Cooling US jobs market paves the way for rates cut

- By Melissa Lawford

A COOLING labour market in the US is paving the way for the Federal Reserve to cut interest rates as early as the spring as data suggested wage pressures are easing.

There were 8.79m job openings in November, down from 8.85m in October and 60,000 fewer than analysts had expected, data from the US Bureau of Labor Statistics showed.

This was 3.21m fewer than the peak of the US labour shortages in March 2022, when new vacancies hit 12m. Nancy Vanden Houten, lead US economist at Oxford Economics, said the data, alongside signs of rapidly falling inflation, “should allow the Fed to bring its first rate cut forward to May or June”.

Crucially, the number of people quitting their jobs slumped to 2.4pc of total employment, the lowest level since September 2020 and well below its pre-pandemic peak. This shows people are becoming much more unwilling to leave their jobs.

Paul Ashworth, chief North America economist at Capital Economics, said: “This matters because [ job] quits is the single best leading indicator of wage growth and now points to a slowdown in the latter to less than 3.5pc.”

This would be a substantia­l drop from the 4pc growth rate recorded in November.

Mr Ashworth added: “The Fed might need to pivot to worrying about price inflation coming in too low.”

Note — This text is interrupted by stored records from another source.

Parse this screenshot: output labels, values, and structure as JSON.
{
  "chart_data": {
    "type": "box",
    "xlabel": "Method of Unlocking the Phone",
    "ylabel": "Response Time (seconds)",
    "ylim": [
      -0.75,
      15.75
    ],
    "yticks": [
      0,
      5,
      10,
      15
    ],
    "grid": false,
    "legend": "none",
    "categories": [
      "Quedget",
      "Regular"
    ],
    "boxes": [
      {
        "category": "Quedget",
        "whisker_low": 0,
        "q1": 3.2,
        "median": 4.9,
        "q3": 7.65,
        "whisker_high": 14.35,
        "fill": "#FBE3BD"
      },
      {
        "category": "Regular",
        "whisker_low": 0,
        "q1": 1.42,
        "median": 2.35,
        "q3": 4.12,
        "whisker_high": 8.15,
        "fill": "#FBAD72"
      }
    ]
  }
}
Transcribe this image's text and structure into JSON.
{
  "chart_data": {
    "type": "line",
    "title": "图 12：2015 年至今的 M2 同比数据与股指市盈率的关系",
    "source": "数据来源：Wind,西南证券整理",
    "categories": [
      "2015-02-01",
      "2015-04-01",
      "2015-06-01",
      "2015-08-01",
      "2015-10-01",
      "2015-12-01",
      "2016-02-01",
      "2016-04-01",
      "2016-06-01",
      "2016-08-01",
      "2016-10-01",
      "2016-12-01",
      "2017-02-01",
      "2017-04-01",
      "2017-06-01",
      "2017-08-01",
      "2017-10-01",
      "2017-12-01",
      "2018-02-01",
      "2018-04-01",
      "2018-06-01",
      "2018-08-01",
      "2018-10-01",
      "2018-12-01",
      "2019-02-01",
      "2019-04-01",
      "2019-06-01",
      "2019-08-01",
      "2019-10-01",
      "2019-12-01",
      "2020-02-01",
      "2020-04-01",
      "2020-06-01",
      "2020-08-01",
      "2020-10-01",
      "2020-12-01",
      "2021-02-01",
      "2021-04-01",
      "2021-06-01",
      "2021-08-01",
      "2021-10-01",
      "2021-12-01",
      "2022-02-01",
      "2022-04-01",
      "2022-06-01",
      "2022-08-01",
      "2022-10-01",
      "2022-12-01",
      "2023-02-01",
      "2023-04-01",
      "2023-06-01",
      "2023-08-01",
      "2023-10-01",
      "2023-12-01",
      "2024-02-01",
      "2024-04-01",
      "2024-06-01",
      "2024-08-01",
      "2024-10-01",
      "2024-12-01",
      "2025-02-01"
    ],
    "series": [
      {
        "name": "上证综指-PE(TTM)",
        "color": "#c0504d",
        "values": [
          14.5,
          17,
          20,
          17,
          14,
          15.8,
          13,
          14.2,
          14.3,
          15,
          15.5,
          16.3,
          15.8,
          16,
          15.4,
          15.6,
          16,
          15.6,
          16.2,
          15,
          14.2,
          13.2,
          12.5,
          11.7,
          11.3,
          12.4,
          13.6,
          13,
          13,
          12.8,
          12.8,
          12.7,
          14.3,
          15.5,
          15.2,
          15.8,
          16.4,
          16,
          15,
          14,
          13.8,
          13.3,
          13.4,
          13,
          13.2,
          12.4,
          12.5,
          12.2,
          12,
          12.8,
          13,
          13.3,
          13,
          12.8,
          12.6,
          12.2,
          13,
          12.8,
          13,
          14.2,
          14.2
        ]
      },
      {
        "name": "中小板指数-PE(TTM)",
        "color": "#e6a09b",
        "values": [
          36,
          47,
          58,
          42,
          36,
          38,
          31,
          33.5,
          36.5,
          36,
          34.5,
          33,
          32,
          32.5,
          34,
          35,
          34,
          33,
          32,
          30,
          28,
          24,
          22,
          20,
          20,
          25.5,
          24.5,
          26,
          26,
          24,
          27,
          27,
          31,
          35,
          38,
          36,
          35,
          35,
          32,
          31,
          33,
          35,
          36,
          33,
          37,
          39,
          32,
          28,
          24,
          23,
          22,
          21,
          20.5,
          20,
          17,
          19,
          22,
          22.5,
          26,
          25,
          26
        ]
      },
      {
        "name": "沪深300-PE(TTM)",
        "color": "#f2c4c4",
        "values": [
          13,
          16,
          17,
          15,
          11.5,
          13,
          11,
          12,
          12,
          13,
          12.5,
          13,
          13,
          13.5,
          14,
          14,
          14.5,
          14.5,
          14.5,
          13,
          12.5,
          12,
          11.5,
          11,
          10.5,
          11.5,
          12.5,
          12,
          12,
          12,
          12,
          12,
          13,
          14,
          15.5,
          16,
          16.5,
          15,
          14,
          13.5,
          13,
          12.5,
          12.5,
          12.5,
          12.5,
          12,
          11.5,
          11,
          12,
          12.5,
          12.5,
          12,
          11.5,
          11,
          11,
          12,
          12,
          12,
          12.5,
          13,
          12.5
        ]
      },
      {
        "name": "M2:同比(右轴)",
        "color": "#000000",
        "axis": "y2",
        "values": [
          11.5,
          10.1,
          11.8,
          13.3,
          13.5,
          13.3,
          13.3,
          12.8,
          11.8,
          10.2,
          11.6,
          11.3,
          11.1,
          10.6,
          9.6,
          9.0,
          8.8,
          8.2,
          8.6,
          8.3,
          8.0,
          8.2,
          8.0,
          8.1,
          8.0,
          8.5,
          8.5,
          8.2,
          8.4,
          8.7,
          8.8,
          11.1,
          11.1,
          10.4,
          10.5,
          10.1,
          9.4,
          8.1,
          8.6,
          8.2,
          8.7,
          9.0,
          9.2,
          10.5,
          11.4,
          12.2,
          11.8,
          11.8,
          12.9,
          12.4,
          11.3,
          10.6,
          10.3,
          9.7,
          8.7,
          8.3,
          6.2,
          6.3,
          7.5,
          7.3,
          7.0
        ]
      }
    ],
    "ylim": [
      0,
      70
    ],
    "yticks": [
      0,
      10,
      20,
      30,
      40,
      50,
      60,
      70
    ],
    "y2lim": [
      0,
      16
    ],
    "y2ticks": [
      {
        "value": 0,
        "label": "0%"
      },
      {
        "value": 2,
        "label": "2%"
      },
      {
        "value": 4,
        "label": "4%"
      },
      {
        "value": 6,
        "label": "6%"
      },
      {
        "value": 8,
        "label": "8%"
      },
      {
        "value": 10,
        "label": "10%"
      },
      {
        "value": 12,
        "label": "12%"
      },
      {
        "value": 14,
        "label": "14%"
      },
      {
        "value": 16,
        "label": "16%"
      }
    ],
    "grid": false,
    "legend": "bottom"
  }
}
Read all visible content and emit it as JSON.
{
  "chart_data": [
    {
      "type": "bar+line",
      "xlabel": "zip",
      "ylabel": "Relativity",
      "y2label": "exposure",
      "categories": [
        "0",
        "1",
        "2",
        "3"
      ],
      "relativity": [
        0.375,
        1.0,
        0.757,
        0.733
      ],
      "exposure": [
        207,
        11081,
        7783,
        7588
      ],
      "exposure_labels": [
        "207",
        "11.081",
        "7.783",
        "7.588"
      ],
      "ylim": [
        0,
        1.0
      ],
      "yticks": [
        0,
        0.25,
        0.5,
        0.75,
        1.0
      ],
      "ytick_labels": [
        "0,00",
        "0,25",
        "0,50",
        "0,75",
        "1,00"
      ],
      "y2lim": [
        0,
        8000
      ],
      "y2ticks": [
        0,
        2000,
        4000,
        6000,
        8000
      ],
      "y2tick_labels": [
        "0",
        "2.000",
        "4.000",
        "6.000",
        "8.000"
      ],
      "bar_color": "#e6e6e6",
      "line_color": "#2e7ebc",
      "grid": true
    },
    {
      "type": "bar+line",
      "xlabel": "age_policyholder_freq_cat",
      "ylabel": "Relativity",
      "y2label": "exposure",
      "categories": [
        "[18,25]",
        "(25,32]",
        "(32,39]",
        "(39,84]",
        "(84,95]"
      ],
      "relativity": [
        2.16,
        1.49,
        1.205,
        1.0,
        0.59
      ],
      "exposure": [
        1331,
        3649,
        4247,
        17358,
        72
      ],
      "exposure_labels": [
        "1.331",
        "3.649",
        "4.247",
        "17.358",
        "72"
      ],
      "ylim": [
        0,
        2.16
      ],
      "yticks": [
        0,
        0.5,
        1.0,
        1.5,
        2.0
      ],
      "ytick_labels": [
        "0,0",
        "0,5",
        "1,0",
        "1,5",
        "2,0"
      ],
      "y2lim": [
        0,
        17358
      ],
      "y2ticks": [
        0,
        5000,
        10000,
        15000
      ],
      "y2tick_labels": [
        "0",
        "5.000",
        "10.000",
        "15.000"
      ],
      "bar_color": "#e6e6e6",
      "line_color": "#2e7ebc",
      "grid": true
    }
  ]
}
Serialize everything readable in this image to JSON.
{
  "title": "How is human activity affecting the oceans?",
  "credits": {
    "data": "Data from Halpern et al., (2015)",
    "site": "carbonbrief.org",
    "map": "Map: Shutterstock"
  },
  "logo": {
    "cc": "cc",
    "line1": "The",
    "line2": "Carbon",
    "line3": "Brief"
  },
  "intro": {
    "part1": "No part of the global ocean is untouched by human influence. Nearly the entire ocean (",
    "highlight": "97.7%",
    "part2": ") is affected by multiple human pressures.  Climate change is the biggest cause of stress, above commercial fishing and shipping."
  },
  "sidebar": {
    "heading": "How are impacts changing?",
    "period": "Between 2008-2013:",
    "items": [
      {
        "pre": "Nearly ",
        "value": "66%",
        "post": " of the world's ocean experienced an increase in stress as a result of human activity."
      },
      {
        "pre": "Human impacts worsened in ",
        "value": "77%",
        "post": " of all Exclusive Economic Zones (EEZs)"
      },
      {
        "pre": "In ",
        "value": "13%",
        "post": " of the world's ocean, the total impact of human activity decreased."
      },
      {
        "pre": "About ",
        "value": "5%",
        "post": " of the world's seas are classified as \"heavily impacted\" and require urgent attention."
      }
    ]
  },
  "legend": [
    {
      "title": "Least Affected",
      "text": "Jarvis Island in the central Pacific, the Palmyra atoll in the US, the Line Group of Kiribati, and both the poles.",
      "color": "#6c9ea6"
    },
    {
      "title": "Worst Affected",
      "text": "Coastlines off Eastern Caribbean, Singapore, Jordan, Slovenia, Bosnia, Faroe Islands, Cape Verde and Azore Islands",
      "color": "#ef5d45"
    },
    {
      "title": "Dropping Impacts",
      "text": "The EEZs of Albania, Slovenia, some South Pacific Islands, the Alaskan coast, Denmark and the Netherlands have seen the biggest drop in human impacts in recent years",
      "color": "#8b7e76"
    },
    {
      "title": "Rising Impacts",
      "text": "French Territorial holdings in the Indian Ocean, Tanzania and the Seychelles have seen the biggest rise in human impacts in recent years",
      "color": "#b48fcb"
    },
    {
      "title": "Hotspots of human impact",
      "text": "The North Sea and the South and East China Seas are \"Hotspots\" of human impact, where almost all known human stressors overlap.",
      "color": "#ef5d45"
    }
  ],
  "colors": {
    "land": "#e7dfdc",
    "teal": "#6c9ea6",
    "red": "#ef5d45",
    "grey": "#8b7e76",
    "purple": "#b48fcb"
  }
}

The job hires rate fell to 1.5pc, the lowest level since early 2014, excluding April 2020 during the first wave of the pandemic. The figures came after the US consumer prices index cooled to a five-month low of 3.1pc in November, getting closer to the Fed’s target rate of 2pc. The Job Openings and Labor Turnover Survey (Jolts) is the first dataset of the year which matters for the interest rate outlook.

It comes ahead of jobless claims data today and non-farm payrolls data tomorrow, which investors will be watching closely for signs of easing inflationa­ry pressures.

In December, the Federal Reserve opted to hold interest rates between 5.25pc and 5.5pc and signalled that it expected to make three rate cuts this year. Markets have priced in the Fed’s first rate cut in March this year.

But there are still major headwinds. Oil prices jumped again yesterday after Libya started shutting down its largest oilfield. The price of Brent crude rose by more than 3pc to rise past $78 per barrel before settling at more than $77.